11 pm – wow, what an intense time.  I have to keep God at the center of every thought and every word, because the enemy is really trying to hijack me.  There is a lady who really attached herself to me this afternoon after we got to Breckenridge.  She has a lot of issues and has been homeless and tormented by multiple demons – fear, anxiety, confusion.  She’s all over the map emotionally, spiritually; however, she does know God and claims Jesus as her savior – that’s a big plus!   We had somewhere to start – Jesus – I sat for quite some time talking with her about how she needs to claim the Word for what it says – we discussed multiple passages about how she sees herself vs how God sees her.  I also got specific with her as to how to use the Word as a sword against the enemy, about speaking the Word aloud, like “I can do all things through Christ who strengthens me, (Phil 4:13)” and “I have the mind of Christ, (1 Cor. 2:16)” and “Take every thought captive, (2 Cor. 10:5)” etc. and etc.  She really attached to me and that sort of side-tracked me throughout the rest of the evening.  Because of her codependency, fear issues, divisive spirit and attitude AND because of a personality clash (familiar spirits) and having many issues with her room mates, I ended up swapping rooms with her at 10 pm.  I could see how this would be a better solution so she could calm down, and that everyone might have a better weekend.  Of course, I tend to have this problem of wanting to solve everyone’s problems, be the people pleaser, etc. so I started to feel myself get pulled into all the dynamics of everything.  I had to purposely pull myself away, just swap rooms, and pray that it would all work out.

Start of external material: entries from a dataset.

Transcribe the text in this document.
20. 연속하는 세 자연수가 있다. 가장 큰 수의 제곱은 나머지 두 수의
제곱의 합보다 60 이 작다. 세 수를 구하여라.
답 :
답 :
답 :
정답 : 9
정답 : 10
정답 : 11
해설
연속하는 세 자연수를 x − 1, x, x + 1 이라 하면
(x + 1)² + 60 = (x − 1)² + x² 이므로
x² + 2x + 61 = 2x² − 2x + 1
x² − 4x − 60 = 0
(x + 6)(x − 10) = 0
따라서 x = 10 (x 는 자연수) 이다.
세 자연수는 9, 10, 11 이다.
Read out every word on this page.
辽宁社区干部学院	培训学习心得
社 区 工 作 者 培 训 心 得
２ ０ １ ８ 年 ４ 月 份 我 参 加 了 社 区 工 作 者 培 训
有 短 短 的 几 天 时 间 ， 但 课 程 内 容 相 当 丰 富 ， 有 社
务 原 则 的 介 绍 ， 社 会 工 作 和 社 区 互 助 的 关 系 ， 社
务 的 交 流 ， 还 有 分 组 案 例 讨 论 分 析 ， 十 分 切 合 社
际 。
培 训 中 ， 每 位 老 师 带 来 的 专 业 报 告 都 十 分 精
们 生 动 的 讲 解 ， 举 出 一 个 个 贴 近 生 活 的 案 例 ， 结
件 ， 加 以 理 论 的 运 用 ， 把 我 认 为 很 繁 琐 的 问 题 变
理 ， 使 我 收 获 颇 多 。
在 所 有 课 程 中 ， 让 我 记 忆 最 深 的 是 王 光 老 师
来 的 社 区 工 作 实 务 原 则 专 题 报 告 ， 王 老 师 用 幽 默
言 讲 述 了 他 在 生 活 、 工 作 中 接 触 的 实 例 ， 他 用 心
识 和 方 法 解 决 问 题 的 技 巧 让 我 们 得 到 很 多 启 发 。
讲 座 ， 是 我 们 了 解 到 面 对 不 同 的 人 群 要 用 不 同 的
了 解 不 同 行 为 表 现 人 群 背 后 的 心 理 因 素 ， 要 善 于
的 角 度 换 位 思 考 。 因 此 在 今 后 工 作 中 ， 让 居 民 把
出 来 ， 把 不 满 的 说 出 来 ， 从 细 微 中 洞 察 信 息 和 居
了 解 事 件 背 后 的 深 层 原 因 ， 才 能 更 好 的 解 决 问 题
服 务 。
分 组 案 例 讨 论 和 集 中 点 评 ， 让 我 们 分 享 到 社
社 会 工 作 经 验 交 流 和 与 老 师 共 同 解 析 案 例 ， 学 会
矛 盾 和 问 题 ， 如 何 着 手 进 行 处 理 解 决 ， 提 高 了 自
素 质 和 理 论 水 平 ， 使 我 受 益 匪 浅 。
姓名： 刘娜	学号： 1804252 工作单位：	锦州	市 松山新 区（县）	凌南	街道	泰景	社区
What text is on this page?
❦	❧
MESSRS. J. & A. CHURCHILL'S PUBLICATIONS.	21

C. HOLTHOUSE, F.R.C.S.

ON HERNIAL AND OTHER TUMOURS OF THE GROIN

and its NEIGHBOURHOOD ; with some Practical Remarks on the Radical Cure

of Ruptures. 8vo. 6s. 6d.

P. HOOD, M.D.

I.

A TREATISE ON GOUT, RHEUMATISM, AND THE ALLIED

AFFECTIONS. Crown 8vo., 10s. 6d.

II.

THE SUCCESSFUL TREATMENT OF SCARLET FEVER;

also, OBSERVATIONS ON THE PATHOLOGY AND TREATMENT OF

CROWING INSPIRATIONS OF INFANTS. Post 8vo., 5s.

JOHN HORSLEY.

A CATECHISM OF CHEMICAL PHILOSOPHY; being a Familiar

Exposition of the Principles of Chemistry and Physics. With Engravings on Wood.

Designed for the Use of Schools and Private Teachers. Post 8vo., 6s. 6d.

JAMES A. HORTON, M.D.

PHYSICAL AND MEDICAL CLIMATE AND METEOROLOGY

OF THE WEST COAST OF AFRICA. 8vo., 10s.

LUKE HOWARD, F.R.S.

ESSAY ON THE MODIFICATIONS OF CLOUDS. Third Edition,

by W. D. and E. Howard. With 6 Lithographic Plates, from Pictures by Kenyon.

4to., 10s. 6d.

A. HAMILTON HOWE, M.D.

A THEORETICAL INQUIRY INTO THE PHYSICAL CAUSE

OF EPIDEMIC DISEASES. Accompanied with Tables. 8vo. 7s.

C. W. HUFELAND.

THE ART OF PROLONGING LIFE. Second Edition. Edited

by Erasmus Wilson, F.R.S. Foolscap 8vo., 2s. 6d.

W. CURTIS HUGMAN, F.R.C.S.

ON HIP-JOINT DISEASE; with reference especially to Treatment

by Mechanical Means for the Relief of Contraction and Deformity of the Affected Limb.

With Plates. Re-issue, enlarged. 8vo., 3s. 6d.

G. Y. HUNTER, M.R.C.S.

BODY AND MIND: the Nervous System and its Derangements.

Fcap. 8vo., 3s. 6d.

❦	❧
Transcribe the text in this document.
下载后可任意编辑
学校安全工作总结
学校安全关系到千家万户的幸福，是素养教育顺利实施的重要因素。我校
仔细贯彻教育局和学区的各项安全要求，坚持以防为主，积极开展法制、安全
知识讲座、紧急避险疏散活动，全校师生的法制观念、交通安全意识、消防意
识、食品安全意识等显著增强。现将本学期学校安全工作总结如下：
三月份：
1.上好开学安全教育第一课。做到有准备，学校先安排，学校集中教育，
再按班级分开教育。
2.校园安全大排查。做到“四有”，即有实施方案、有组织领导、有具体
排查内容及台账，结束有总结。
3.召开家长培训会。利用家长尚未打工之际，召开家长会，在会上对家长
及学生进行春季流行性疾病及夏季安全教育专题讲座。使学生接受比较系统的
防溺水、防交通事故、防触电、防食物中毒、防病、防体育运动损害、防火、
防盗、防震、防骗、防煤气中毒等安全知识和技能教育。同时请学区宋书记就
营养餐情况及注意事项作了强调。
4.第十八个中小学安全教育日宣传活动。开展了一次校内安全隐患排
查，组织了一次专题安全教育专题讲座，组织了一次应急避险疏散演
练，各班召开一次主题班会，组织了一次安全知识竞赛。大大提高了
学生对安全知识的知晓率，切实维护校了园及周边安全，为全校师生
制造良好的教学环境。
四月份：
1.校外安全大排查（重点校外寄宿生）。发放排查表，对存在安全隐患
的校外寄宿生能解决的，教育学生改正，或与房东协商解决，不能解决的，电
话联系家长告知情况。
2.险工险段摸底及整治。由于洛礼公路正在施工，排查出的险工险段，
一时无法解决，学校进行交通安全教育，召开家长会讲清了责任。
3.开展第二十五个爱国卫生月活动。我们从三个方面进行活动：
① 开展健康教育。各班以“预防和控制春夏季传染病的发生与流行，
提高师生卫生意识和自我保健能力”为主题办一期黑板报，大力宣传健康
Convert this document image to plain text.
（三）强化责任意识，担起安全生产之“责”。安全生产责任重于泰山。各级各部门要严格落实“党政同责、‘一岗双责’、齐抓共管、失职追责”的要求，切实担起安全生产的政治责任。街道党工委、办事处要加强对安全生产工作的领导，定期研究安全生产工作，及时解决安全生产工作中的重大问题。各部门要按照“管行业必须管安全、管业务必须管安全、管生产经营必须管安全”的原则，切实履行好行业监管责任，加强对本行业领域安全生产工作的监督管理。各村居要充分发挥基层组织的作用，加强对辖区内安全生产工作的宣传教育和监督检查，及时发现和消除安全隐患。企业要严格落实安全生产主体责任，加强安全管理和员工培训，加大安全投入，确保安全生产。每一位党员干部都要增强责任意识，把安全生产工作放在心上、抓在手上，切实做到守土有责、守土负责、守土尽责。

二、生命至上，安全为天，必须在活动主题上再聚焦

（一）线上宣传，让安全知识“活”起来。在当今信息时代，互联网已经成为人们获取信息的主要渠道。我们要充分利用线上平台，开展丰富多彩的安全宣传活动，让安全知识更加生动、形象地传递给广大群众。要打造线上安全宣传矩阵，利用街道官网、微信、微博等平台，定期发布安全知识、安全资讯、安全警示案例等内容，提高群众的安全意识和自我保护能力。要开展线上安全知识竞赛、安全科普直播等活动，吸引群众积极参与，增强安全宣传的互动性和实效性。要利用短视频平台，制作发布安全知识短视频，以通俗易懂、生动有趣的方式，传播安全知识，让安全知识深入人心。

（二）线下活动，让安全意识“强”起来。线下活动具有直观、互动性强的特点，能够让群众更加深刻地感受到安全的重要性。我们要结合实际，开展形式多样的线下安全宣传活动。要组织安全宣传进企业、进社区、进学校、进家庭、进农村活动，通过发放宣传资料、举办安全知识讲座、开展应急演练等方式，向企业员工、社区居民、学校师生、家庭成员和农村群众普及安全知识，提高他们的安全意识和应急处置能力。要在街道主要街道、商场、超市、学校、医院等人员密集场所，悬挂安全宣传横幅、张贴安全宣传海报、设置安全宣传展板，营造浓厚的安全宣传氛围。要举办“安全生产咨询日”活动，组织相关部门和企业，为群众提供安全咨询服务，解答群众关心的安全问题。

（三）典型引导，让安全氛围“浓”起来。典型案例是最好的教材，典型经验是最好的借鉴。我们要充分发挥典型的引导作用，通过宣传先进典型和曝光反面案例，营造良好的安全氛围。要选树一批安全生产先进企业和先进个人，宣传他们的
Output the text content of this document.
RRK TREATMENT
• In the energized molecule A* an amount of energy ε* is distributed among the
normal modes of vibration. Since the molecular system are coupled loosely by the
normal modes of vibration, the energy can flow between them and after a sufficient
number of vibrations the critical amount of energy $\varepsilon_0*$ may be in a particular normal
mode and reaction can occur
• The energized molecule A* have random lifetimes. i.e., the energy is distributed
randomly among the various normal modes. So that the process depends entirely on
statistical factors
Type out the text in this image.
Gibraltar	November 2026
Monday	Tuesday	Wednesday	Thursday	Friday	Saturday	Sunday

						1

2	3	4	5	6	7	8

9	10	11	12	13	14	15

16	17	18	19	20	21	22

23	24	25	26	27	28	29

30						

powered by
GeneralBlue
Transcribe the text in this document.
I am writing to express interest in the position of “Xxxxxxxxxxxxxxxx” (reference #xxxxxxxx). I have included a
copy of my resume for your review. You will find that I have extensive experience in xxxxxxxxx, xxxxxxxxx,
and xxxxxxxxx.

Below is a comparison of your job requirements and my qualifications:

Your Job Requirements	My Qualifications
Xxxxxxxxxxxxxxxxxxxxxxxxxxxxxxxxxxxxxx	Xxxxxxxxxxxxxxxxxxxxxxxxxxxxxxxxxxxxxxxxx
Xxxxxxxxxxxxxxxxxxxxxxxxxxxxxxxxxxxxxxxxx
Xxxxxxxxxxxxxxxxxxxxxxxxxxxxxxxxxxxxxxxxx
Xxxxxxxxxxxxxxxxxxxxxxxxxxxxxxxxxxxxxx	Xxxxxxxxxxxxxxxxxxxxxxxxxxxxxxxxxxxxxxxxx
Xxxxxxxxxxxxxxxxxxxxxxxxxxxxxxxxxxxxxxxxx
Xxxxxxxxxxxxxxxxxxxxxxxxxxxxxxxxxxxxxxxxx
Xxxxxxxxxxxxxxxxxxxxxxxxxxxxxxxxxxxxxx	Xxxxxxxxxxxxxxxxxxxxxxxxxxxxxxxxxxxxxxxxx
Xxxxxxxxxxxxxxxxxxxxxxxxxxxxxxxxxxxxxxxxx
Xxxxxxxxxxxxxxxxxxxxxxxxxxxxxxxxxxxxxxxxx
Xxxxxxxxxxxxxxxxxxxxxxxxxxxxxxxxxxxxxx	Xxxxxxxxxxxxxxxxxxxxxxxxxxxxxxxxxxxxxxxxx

It ended up being a pretty wild day.  I’m amazed at how God is using me, but also amazed and blessed at how God is ministering to me.  This whole retreat’s theme is “Beautiful God” and the speaker comes from a perfectionistic, workaholic  background based on identity – striving for acceptance through how she looked – all about self-esteem and how we look at ourselves.  She is an actress, Nancy Stafford, and was quite popular in the 80’s and 90’s in regular TV and some movies, but lately, she’s been doing a lot of Faith based productions.  The topic is one I thoroughly covered back in the 90’s when I was going through immense healing from my past, but even so, I’m still dealing with some of that stuff – not nearly as bad as I used to be, but still have a bit of a residue to deal with.  I am so glad that God looks at the heart and that is what is most important – we all have issues with self-esteem in one way or another –and God wants to heal all of them.  What is speaking to us on a daily basis (the enemy) trying to remind us of where we were and get us back into the old patterns – I have to continually watch that.  I want to be totally set free from hating how I look, hating how I perceive myself (not good looking enough, not skinny enough, etc.)  I want to finally be set completely free from those things so I do need time alone with God for Him to work on me.  I am reminded of my life verse Joel 2:25-26 “I will restore the years the locust have eaten … you will eat in plenty and be satisfied [not just physical food but spiritual as well] and praise the name of the Lord your God who has dealt wondrously with you and my people shall never be put to shame.”  As I was telling others today, how God really did answer my prayers with not just the first part of that verse, but v. 26 as well – He has dealt wondrously with me and I am so blessed!